Entre otros capítulos acertada y brillantemente titulados que no desvelaremos aquí para que sea el propio lector quien los disfrute, asistiremos como espectadores de lujo al subidón continuo, a las giras multitudinarias y a fiestas plenas de excesos. También a encontronazos con compañeros de profesión como Jorge Martínez de Ilegales y Ramoncín; al ascenso al Olimpo de la mano del genial y mayúsculo “Camino Soria” y los sinsabores que aparecieron para no abandonar a la banda desde la edición de “Privado”, un trabajo con composiciones colosales lastrado por una producción poco afilada, que tuvo su epílogo con “La Culpa fue del Cha-Cha-Chá” y la maldita imitación por parte de Martes y Trece, anuncio inequívoco del comienzo de otra época donde el protagonismo recaería sobre una nueva hornada de bandas, legando a Gabinete a un injusto y progresivo olvido que acabaría con su separación definitiva y la formación de dos bandos antagónicos que rompería dolorosamente y para siempre la amistad de Jaime con Edi y Ferni.
Leer estas páginas es un perfecto recordatorio de la grandeza que atesoraba Gabinete Caligari, una banda de pies a cabeza. Lo tenían todo. Canciones, coherencia y contexto. Actitud inigualable y seriedad formal. Un cantante de voz profunda y lírica personal. Un batería chuleta, ajustado cual metrónomo y auténtico como pocos, capaz de destilar sabor castizo a cada frase y paso. Y un bajista de rostro imperturbable, metódico al extremo y dotado de un bagaje cultural excelso. Ellos fueron los más macarras, arrogantes y altivos; los primeros siniestros y nuestros chicos de oro independientes, antes de que el manoseado término pasara a estar demodé.

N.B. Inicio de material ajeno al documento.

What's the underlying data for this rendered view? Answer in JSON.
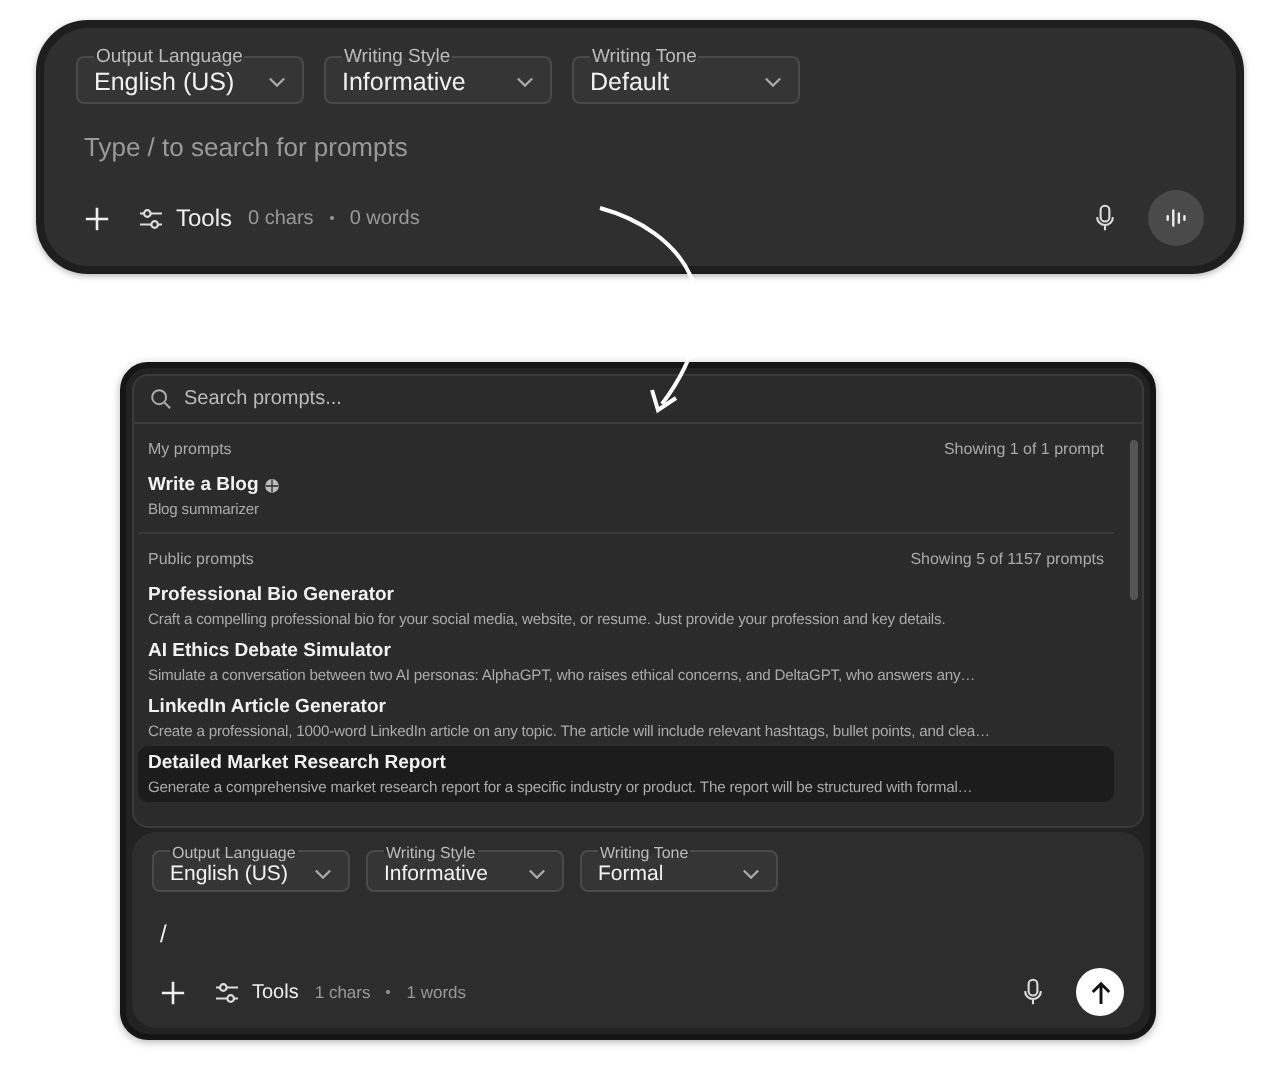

Surcaron los cielos del éxito sin renunciar al rock. Fundieron la calidad con el sello comercial. Aceptando el descenso a los infiernos con estoicismo castellano sin flagelarse por ello. Dignos en vida y orgullosos en muerte. Dijeron adiós para no volver nunca y dejaron una huella de lo más profunda, tanto que todavía hoy nadie ha tenido narices a ocupar su trono.Ni qué decir tiene que todo lo que se escriba sobre ellos es poco. Y este “Cómo Perdimos Madrid” no es una excepción, pues es un lúcido y sentido agradecimiento a los más grandes, ajustado con mimo, coherencia y objetividad.
Paso la última página y cierro el libro, mientras resuena un fino swing llamado “Esclavo de tus Pies” y me asalta una dolorosa pregunta, a la par que pienso en el desolador panorama de esta España yerma de talento, pese a estar llena de amagos de artistas precocinados incapaces de vocalizar que hoy representan una cultura decadente, donde hace no tanto cualquier canal televisivo y radiofórmula parecían bañadas en oro: ¿Cómo nos permitimos perder a Gabinete Caligari?